The enemy’s attack against the house of Judah, and the house of David, from whom would come the Messiah who was to crush his head, unfolds in this chapter. For several generations Israel had departed from the Lord and not returned. The idolatry sunk to a new low when Omri, king of Israel, married his son and heir Ahab to Jezebel, the princess of the house of Tyre. The Sidonians and Tyreans were Canaanites (but the Greeks called them Phoenicians) who worshiped Baal and Ashtoreth, and practiced the extreme depravities of paganism then existing in the world.

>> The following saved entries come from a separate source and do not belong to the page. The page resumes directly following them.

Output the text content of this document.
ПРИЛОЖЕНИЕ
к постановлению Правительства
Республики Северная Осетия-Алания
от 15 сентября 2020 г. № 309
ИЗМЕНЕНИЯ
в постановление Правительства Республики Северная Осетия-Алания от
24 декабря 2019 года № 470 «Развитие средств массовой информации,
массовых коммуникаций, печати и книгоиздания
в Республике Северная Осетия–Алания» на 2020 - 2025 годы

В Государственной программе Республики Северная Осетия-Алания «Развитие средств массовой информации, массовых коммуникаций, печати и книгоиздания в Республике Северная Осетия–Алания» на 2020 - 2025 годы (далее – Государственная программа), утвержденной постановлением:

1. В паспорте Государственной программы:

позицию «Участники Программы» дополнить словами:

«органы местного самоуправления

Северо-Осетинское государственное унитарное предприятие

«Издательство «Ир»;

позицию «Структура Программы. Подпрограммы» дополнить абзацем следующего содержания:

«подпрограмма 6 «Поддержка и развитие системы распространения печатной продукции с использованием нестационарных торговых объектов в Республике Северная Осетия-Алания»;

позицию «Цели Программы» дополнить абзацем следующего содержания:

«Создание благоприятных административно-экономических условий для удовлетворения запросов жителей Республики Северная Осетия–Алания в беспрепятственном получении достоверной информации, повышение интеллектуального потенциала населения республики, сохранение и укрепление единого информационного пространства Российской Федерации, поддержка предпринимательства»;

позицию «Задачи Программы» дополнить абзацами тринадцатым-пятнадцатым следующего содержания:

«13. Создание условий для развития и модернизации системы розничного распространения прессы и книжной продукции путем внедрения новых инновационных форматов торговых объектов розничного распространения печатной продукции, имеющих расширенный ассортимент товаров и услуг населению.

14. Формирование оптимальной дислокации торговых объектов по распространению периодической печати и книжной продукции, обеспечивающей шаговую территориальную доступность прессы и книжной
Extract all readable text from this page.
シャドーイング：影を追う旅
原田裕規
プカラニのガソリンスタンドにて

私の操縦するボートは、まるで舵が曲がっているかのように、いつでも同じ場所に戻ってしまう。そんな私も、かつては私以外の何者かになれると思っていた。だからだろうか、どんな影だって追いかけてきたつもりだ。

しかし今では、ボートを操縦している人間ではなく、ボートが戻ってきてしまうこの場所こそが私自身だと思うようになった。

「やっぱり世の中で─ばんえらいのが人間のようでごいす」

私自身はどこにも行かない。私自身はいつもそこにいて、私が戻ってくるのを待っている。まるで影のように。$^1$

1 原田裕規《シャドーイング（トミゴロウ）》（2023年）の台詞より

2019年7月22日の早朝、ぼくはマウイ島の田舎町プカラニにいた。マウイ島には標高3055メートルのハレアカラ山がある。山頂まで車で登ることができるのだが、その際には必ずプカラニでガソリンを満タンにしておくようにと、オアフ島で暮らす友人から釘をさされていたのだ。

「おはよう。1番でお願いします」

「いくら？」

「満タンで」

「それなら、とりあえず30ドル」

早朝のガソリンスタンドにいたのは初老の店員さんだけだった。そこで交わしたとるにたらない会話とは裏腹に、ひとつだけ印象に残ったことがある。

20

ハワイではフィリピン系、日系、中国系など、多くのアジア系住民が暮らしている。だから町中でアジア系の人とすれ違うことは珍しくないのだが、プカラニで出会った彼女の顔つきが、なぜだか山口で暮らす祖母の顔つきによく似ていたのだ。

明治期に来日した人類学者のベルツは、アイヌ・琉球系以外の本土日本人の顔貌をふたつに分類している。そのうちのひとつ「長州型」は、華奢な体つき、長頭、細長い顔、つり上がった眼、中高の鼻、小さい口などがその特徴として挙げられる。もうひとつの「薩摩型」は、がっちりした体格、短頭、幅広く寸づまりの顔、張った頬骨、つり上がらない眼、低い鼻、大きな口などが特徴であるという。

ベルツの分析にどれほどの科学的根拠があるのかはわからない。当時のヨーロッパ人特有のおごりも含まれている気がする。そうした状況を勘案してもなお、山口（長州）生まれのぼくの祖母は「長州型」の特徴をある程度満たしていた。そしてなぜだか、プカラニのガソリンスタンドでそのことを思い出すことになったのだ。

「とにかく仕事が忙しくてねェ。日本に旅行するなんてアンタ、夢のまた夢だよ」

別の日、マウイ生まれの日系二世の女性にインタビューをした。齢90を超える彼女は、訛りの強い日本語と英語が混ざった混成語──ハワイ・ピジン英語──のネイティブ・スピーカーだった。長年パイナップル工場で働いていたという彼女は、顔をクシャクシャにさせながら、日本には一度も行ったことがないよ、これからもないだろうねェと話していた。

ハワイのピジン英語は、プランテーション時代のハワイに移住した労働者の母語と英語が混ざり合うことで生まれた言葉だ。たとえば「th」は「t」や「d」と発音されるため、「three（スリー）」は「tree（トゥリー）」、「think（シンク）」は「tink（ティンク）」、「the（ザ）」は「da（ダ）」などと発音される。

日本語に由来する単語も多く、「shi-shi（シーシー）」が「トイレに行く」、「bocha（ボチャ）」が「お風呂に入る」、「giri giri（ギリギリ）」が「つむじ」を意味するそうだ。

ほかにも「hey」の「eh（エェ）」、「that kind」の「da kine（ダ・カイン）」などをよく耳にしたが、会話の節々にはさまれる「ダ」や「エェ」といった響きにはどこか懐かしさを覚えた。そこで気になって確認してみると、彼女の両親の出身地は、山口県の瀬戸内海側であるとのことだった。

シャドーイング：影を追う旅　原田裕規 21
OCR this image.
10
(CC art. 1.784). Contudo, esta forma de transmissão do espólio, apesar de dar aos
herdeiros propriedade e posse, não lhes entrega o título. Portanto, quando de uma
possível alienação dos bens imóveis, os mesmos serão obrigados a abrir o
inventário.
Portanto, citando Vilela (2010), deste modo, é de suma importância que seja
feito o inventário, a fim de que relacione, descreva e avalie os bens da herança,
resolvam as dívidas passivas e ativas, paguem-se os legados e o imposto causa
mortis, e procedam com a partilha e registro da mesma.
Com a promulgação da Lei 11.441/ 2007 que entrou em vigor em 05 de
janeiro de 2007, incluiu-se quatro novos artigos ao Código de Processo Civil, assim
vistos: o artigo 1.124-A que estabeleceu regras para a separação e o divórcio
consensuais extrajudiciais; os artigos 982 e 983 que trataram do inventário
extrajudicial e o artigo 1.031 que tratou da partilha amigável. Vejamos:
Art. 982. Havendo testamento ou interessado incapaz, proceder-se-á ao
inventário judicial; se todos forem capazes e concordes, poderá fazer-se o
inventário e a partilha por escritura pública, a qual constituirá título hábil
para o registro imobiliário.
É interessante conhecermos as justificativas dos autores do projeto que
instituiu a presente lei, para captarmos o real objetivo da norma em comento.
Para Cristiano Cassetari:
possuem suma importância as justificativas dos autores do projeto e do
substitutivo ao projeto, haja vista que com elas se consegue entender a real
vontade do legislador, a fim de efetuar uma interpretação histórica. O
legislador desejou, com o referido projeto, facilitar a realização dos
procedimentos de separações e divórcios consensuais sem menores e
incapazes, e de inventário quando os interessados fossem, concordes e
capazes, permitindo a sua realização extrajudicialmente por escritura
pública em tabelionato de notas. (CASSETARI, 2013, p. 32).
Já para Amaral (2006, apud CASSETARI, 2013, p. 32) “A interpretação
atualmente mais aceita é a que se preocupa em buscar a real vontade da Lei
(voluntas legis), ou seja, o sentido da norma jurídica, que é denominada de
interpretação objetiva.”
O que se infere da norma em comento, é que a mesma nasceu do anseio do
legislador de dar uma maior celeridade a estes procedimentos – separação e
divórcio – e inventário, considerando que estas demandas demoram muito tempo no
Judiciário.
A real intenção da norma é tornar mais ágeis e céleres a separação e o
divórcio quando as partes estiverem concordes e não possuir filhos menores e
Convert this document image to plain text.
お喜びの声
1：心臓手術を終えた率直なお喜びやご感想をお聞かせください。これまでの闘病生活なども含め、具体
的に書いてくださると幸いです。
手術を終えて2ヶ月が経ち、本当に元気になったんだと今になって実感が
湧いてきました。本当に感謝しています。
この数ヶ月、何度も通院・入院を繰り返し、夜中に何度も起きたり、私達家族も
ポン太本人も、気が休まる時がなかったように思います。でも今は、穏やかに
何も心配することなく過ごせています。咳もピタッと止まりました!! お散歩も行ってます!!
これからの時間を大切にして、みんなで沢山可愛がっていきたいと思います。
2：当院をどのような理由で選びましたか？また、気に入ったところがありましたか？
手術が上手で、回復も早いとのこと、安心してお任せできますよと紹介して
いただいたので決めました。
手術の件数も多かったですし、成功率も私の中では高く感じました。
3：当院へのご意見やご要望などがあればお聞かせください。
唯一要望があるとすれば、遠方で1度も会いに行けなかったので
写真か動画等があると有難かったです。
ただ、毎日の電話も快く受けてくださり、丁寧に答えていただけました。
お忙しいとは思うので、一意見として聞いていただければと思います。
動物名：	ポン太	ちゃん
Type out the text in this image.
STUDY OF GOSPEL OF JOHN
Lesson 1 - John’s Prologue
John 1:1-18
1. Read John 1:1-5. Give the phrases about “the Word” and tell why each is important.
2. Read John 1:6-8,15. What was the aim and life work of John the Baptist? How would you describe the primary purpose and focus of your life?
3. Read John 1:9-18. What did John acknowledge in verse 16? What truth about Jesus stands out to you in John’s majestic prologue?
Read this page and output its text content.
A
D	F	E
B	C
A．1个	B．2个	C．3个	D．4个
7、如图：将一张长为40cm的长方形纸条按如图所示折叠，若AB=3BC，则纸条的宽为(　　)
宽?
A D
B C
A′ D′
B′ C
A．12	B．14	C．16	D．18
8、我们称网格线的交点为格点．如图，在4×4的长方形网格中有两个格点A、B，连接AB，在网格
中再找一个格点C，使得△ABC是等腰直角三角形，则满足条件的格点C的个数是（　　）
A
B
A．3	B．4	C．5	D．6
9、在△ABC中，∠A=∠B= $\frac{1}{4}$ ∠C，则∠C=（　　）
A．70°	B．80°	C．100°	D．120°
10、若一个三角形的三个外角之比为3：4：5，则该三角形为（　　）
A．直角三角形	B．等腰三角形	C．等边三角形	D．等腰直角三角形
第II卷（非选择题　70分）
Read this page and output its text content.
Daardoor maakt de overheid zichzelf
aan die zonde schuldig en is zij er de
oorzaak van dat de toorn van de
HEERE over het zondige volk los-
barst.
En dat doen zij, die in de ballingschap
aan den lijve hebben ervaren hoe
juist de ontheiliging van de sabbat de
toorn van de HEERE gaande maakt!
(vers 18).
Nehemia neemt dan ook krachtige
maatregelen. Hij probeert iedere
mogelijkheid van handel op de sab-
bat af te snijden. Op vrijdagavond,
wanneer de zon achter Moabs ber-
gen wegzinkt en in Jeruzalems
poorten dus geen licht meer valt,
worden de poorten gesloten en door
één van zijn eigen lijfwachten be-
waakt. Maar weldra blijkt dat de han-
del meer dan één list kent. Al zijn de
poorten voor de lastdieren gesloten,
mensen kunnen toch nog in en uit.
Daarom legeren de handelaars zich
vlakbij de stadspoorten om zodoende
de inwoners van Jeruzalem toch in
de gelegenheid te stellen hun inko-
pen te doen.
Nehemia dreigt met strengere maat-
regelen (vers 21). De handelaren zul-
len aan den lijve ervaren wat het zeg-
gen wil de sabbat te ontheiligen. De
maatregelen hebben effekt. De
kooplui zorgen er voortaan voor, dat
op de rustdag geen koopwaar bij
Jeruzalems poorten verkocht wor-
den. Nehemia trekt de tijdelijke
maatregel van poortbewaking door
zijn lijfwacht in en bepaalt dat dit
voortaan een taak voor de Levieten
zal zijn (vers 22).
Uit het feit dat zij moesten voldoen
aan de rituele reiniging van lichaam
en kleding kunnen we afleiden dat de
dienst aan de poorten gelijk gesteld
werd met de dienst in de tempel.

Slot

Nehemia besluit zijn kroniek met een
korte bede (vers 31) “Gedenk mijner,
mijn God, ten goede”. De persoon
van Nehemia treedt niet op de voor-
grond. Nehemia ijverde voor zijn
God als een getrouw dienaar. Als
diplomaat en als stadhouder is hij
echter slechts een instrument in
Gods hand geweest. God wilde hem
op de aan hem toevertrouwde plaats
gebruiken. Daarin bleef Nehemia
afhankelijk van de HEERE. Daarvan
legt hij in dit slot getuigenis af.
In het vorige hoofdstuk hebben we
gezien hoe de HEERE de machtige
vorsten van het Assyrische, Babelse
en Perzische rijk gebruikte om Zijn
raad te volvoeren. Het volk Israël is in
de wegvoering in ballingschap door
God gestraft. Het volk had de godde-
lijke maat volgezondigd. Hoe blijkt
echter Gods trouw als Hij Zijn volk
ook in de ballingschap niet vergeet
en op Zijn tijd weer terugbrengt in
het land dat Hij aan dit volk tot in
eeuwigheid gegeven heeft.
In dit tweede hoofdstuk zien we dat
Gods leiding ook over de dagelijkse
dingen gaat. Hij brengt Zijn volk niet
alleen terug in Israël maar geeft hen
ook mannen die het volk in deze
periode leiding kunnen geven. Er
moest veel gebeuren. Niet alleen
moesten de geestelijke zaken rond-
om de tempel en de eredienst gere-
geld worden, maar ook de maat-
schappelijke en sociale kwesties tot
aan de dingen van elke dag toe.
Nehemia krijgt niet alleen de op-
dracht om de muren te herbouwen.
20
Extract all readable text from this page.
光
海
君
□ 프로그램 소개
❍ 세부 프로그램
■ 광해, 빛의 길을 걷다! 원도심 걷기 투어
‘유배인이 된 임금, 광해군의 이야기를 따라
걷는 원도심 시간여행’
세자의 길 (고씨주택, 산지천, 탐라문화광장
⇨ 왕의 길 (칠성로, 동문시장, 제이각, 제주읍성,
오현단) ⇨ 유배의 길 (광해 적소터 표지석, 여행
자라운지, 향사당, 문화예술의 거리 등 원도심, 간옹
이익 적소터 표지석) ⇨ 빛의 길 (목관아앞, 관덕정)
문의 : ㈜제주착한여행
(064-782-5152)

Jehoshaphat had made an alliance with Ahab, the king of Israel, for which the LORD reproved him (2 Chron.19:2). In it, he betrothed his son and heir, Jehoram, to Ahab’s daughter Athaliah. It was likely Jehoshaphat was thinking that by it, he could unite the two kingdoms together under the house of David again. But God had a plan for reuniting the two kingdoms together under the house of David — a much greater, grander plan! And this was not it.
So Jehoram reigned in the place of his father, however, the righteous did not turn the heart of the wicked to righteousness, but the wicked turned the heart of the righteous to wickedness. Athaliah corrupted Jehoram (just as Solomon’s foreign wives had corrupted him) and he introduced all the evil of the house of Ahab into Judah. When he died, his son Ahaziah walked in his footsteps. Ahaziah was killed by Jehu according to the word of the LORD. Then his mother, the wicked Athaliah, proceeded to seize the throne of Judah also, and killed all Ahaziah’s young sons — her own grandchildren — in order to prevent any seed of the house of David from coming later to wrest the throne from her.
RELATE:
We never accomplish the will of the LORD by violating the word of the LORD! Jehoshaphat could not accomplish the reunification of the two kingdoms, as noble a cause as that is, by joining together the godly seed of his house with the ungodly seed of Ahab’s house. The result was a complete and utter failure: the seed of his house was completely destroyed, all but one little child, and a door opened for the enemy to work destruction and apostasy in Judah as he had been in Israel!
But as we will see soon see in the successive chapters of 2 Chronicles that although things did indeed look bleak for Judah, with the house of David destroyed, and the worship of idols exalted, and the Law of the Lord forsaken, things were not so dark that God could not redeem. The enemy’s triumph would soon to be turned to defeat with the evil queen slain and Joash reigned for 40 years in the house of David.
REST:
We bask today in the light of that hope—a hope preserved for us by the story of what God did for Joash (2 Chronicles 23). God kept His promise to David in that his royal lineage was not wiped out. The devil did not succeed. David’s glorious Son Jesus was born into this world. He has died on the cross as our Savior; and God has raised Him from the dead to prove that He is completely satisfied with His sacrifice for us.